Tepat jam sembilan pagi. Aku sudah berada di ruang sidang. Menjadi saksi. Sebuah hal baru dalam hidupku. Karena sampai saat ini aku belum pernah sama sekali berurusan dengan yang namanya hukum. Tapi hari ini, mau tak mau aku harus duduk di sini dan berbicara sejujur mungkin tentang apa yang menimpa kakakku. Satu-satunya kakak lelaki yang terbunuh beberapa hari lalu. Dan aku berada di
Sebuah kejadian yang selalu membuatku menitik air pada sampai pada hari ini. Kakakku bernama Toni, seorang mahasiswa semester akhir. Ia lumayan cerdas dan sering mendapat beasiswa beberapa tahun terakhir.
Ruang sidang masih sepi dan sang hakim baru saja duduk ditempatnya.
Aku masih ingat jelas, setiap pagi bapak selalu memarahiku setiap aku telat bangun, “Lihat kakakmu si Toni. Ia selalu bangun shubuh-shubuh ke musholla, adzan, kamu ini apa, cewek kok bangun seginian, rezekimu duluan dipatok ayam. Dasar anak cewek, maunya dimanjain aja” Begitulah ayah selalu dan hampir membanding-bandingkan anak-anaknya. Selalu ia menyuruh kami mencontoh pada Toni. Sama sekali tak ada celanya di mata ayah.
Karena memang demikian, menurutku juga Ia sosok yang sangat baik. Ia selalu peduli dan jauh mementingkan kebutuhan adik-adiknya ketimbang kebutuhannya sendiri. Ia sangat jarang jajan di luar dan ia juga memang tidak merokok. Sebagian besar uang yang ia peroleh digunakan untuk biaya kuliah, biaya adik-adiknya dan sebagian mungkin di tabung. Namun terkadang ada hal yang tidak ku suka darinya. Ia selalu mengurus masalah ku. Dengan siapa aku pacaran, bagaimana sikap pacarku dan siapa pacarku. Aku sadar, semua ia lakukan karena ia sayang padaku. Ia tak ingin aku memilih seorang pacar yang menurutnya tidak baik.

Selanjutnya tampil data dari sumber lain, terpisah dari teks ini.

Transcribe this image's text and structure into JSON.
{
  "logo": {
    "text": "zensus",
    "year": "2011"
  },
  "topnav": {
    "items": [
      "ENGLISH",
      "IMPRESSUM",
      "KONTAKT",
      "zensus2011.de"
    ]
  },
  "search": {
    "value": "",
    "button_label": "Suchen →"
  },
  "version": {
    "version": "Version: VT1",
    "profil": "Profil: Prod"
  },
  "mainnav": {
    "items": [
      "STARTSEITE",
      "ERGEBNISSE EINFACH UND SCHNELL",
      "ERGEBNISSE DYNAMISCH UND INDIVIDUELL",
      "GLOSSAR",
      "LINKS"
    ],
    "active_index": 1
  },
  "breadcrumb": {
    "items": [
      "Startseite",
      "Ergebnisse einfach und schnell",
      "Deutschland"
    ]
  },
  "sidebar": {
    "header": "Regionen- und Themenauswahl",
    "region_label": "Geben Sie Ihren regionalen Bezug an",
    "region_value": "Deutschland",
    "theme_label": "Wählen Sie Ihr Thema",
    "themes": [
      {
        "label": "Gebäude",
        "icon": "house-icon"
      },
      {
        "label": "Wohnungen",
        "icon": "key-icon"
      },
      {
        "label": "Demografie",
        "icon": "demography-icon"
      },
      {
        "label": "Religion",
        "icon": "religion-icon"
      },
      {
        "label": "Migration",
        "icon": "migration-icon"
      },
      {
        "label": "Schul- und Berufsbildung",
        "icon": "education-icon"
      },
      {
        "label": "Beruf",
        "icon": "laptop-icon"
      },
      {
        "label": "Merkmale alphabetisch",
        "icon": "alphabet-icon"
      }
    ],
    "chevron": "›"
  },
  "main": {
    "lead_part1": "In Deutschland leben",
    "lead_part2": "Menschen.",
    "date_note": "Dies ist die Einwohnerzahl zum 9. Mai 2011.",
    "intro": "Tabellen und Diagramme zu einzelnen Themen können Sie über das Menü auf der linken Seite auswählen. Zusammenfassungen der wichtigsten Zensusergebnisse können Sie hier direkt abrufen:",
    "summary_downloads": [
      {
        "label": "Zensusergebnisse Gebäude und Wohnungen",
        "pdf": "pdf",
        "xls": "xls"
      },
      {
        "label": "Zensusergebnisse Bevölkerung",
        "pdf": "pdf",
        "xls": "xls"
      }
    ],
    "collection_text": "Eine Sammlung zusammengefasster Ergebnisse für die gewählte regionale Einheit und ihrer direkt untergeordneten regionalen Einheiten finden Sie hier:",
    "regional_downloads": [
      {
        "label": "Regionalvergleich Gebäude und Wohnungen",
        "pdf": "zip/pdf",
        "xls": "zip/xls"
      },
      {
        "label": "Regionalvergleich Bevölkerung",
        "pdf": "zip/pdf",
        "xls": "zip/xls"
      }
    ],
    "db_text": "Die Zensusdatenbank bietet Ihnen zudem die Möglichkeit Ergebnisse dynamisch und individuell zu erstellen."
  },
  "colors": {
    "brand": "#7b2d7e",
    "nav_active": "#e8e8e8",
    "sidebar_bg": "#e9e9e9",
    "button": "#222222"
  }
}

Ruang sidang sudah mulai penuh.
Beberapa kali ia pernah ribut dengan para preman di jalan. Lantaran si preman terlampau sering menggodaku. Aku ingat dengan jelas, malam itu Aldi meneleponku memintaku menemuinya ditempat ia biasa nongkrong dengan teman-temannya. Tempat yang tak begitu jauh dari rumahku. Ia bilang ia begitu kangen dan belum berani ke rumah dikarenakan mas Toni, kakakku yang sudah meninggal, tak pernah ramah padanya. Karena mas Toni sudah mengenal betul siapa Aldi. Mas Toni sering berkata, “Dek, tolonglah kakak minta untuk tidak terlalu dekat dengan Aldi. Bukannya kakak sok ikut campur mengurus semuanya. Tapi kakak hanya ingin adek mendapat yang jauh lebih baik. Aldi tidak begitu baik. Setiap malam sehabis dari toko, kakak selalu melihat mereka ngumpul dengan botol-botol minuman berserakan dengan beberapa temannya.

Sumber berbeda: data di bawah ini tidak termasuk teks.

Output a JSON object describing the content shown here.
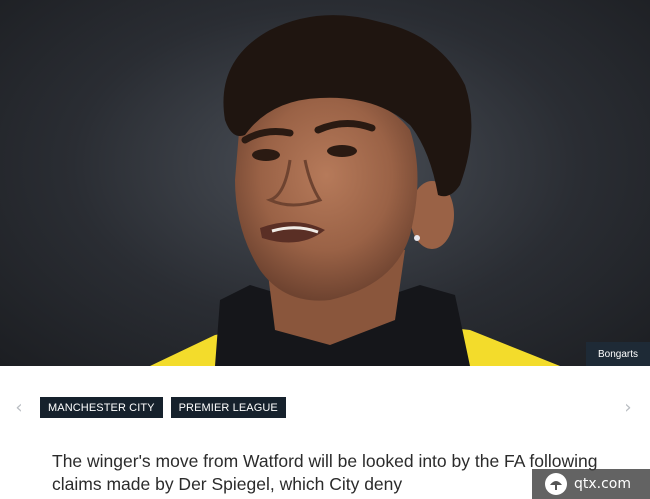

Begitulah, selain bertemu di sekolah, kami selalu bersembunyi tiap kali ketemu dari penglihatan mas Toni, aku selalu menemuinya kapan pun ia minta. Terkadang aku berlasan keluar motocopy atau mungkin pergi membeli jajan. Ayah selalu curiga dan selalu ngomel tiap aku minta izin. Tapi itulah kekuatan cinta yang kami miliki, aku selalu tak peduli dan terlanjur sangat sayang padanya. Sedikit pun tak ada keburukan darinya. Yang ia tanam hanya senyum. Senyum yang begitu berbeda kulihat di ruangan ini. Aldi nampak memakai sehelai kemeja putih. Dengan rambut yang mulai agak gondrong. Dan nampaknya berhari-hari tak disisir. Aku bisa menangkap keresahan dan ketakutan yang menggantung dibenaknya.

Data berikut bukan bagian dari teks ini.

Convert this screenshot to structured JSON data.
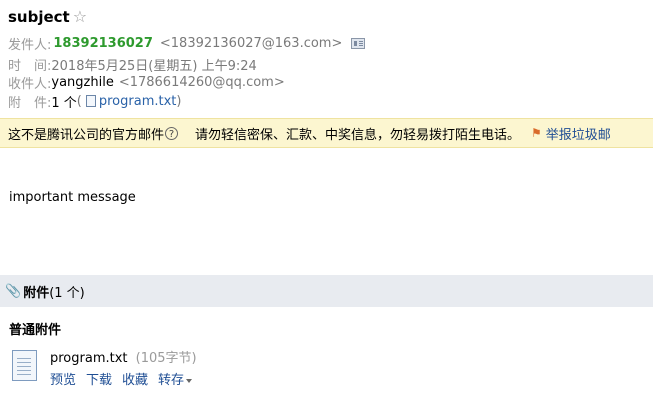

Sesekali ia memandangku. Aku pun sesekali memandangnya. Namun aku sangat bingung. Aku berada di sidang ini sebagai musuhnya. Sebagai seorang saksi yang akan menjerumuskannya ke penjara. Beberapa tahun atau mungkin bisa saja seumur hidupnya. Fikiranku begitu kosong, di pihak lain keluargaku berharap aku mengatakan sejujur-jujurnya tentang kejadian itu. Sehingga pembunuh kakak ku bisa merasakan balasan yang setimpal dengan apa yang di dapat anaknya. Di sisi lain lagi aku harus membuat orang yang begitu kusayang dan juga sangat mencintaiku mendekam di dalam jeruji besi. Namun kebenaran tetap akan menjadi kebenaran. Kebenaran akan terkuak sejauh mana pun orang menyembunyikannya. Kebenaran adalah sebuah kebenaran.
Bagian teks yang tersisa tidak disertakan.